Impacts of geology and topography on plant species distributions in the White Mountains, eastern California

This research seeks to understand landscape-scale interactions between plant species distributions, the underlying geology, and surface topography. These studies began with the question: Why do plants grow where they do in the central and southern White Mountains and northern Inyo Mountains of eastern California? These questions were approached from remote sensing and multivariate statistics perspectives. Hyperspectral remotely sensed imagery was employed to map both surficial geology and plant communities across the range. In the process, a strategy for mapping arid species distributions was developed, and the importance of seasonality on remotely sensed data was evaluated.

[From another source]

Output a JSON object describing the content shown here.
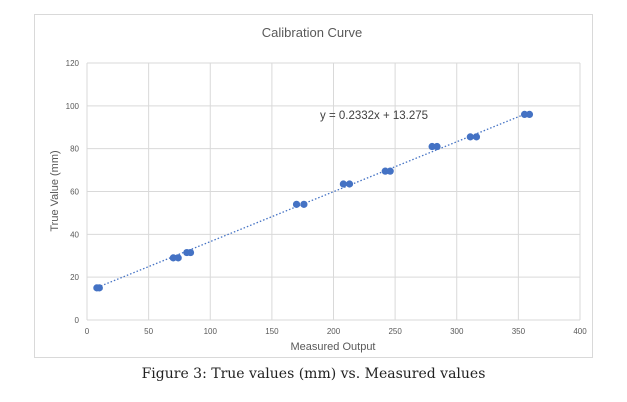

The second perspective uses multivariate statistics to create species-specific links with environmental variables in a GIS framework. Through statistical analyses, species tolerances along complex environmental gradients were estimated and used to create predictive maps of species distributions. By modifying the input environmental variables, species responses to increased temperatures were forecasted, and the species at greatest risk of local extinction were identified. The analyses of remotely sensed imagery and multivariate statistics are not exclusive of each other. Remotely sensed data were combined with topographic and geologic data as environmental inputs in the multivariate analyses, to produce more accurate maps of species distributions and to better understand species-environment relationships.; An additional study examining the age of the Barcroft pluton in the central White Mountains is included. The pluton occupies a northeast-trending fault, the so-called Barcroft structural break, that separates the Mesozoic White Mountain Peak metavolcanic suite on the north from uppermost Precambrian-Lower Cambrian platform metasediments to the south. Field data show that the pluton intruded the metavolcanic suite, but previously published U-Pb zircon ages indicate the metavolcanics are younger than the pluton. New U-Pb zircons ages from four samples within the Barcroft pluton were measured using a Sensitive High Resolution Ion Microprobe - Reverse Geometry (SHRIMP-RG). The resulting 206Pb/238U ages indicate that the Barcroft pluton was emplaced at 165 Ma, within the ranges of previously published dates.